Немецкие летчики по всей видимости имели примерные координаты временного расположения дивизии и продолжали кружиться над этим районом, ожидая целеуказания от остывающего в кустах диверсанта. Но вместо него им помогла найти цель безалаберность красных командиров. Вскоре над лагерем вспыхнули одна за другой три осветительных авиабомбы и раздались оглушающие звуки сирен пикирующих бомбардировщиков. Очень захотелось упасть и вжаться в землю, но я всерьёз опасался, что в этом случае старлей меня пристрелит. Да он и так может с перепугу шмальнуть. Или осколок прилетит. Ситуация… Однако старлей, надо отдать ему должное, сообразил довольно быстро — ткнул меня в спину стволом и гаркнул над ухом, перекрикивая сирены:
— Лежать, руки за спину!!!
Я послушно бухнулся на землю лицом вниз, заведя за спину руки, которые тут же оказались стянуты ремнем, после чего рядом, одновременно с первыми разрывами авиабомб, попадали на землю и мои конвоиры. Время под бомбежкой тянется очень медленно. Разумом понимаешь, что длительность авиаудара вряд ли может составлять более пятнадцати минут, но когда рядом с оглушающим грохотом одна за другой рвутся падающие с неба бомбы, кажется, что прошли часы, прежде чем всё стихло и вражеские самолеты, сделав своё черное дело, ушли на запад.

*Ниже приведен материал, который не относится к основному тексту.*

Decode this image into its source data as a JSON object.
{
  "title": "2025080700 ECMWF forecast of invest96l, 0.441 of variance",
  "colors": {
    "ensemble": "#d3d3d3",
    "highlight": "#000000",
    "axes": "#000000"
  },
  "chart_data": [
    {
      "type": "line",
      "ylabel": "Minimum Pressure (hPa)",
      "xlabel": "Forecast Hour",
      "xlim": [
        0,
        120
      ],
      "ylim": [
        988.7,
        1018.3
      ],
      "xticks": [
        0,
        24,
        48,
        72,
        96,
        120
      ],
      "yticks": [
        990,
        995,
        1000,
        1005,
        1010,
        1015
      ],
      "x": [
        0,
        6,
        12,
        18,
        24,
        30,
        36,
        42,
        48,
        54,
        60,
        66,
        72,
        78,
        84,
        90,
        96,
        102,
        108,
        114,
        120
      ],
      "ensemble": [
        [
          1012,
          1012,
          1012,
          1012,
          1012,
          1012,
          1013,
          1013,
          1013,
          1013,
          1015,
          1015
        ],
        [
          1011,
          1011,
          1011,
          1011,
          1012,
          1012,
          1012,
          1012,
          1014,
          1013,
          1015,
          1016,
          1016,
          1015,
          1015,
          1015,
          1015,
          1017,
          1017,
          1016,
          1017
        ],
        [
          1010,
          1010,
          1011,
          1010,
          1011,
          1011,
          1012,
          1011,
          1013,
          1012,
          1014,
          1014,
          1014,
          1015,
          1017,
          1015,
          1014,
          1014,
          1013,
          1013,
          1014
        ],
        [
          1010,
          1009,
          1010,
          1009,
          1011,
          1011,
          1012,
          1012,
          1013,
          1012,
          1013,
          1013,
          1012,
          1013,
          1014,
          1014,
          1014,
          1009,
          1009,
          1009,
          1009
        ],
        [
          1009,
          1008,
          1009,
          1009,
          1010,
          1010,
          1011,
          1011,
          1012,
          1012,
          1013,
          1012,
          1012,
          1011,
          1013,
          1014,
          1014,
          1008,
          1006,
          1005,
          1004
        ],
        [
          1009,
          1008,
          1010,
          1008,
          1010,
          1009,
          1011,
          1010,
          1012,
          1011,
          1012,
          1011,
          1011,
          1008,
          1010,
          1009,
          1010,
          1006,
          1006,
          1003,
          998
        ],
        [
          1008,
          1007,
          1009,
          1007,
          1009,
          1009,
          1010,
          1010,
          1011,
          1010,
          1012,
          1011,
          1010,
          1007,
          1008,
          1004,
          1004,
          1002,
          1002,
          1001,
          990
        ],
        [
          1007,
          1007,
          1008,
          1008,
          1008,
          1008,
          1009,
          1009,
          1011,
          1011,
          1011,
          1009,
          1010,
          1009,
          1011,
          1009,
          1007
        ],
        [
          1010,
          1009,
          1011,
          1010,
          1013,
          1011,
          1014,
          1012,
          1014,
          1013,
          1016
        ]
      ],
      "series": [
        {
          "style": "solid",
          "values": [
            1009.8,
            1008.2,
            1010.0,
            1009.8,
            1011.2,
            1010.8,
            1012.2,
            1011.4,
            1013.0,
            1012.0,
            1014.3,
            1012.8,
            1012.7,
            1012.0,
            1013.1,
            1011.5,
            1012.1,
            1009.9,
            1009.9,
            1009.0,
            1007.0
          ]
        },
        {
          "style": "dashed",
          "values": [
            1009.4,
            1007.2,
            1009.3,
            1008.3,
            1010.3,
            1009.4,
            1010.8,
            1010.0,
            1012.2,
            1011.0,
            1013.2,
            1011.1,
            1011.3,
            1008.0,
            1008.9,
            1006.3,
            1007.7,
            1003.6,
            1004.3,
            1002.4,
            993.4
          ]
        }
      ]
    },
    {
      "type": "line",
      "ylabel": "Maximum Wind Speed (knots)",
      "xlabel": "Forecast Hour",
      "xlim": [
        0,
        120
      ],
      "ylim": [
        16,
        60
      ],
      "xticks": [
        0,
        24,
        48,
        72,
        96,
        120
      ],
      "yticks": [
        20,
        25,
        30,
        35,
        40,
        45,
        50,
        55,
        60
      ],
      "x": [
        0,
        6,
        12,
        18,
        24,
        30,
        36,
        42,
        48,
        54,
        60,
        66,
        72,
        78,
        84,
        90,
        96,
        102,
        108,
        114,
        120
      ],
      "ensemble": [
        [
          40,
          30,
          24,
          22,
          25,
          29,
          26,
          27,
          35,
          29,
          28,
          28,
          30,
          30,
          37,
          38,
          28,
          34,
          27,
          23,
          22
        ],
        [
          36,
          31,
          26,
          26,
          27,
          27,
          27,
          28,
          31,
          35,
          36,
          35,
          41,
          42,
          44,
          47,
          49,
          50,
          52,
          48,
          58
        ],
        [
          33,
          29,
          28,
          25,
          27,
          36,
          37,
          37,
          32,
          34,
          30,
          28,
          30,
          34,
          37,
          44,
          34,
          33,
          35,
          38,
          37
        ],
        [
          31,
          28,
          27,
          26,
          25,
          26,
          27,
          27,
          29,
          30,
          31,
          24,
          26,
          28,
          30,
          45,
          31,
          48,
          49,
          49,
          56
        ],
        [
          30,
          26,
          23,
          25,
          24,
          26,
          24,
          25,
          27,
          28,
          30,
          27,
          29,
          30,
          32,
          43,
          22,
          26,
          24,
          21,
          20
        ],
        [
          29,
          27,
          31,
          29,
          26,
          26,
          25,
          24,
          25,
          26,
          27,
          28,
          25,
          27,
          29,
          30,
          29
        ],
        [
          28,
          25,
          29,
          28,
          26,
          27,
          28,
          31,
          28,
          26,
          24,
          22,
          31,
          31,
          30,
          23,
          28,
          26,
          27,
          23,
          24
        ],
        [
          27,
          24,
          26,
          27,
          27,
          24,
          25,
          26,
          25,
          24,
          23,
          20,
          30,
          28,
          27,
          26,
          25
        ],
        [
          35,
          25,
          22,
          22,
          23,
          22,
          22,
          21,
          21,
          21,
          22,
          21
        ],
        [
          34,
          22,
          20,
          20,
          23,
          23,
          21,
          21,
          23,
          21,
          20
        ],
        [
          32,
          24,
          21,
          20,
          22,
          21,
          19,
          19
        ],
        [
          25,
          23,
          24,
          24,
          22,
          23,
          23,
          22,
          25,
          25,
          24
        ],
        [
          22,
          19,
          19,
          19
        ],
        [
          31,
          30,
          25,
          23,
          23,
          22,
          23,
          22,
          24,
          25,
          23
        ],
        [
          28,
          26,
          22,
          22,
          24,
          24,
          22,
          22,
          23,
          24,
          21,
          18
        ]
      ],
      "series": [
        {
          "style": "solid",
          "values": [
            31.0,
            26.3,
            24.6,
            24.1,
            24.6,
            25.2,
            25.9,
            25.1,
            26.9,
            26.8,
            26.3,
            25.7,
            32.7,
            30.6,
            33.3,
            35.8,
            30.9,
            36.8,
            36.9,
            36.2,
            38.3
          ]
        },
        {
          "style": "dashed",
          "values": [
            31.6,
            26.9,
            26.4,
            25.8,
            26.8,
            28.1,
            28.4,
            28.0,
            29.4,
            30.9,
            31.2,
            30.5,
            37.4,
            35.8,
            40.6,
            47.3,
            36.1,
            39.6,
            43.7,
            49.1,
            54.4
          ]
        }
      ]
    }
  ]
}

Когда настала тишина, я, извернувшись, сумел сесть и посмотрел через реку в сторону расположения дивизии. Мне открылась унылая картина полного разгрома. Весь пойменный луг, на котором остановились на ночлег воинские подразделения, был изрыт воронками, в ночной тьме яркими кострами горели машины и подводы. Единственное, что могло меня утешить — это то, что все десять моих машин стояли целыми и невредимыми. Помогли маскировка и окраинное расположение.
Тем временем конвоировавший меня старлей поднялся, увидел панораму грандиозного побоища, выругался и, срывая голос, крикнул в сторону кустов:
— Взвод! Прочесывание прекратить, возвращаемся в расположение!
Затем он приказал уже мне:
— Встать! — и после того, как я поднялся с земли, старлей с закаменевшим лицом начал говорить обличительным, полным ненависти и праведного негодования тоном, делая ударение на каждом слове, — Именем Союза Советских Социалистических республик, за шпионаж и предательство, повлекшие гибель большого числа бойцов и командиров Красной Армии, по законам военного времени неизвестный шпион приговаривается к расстрелу на месте!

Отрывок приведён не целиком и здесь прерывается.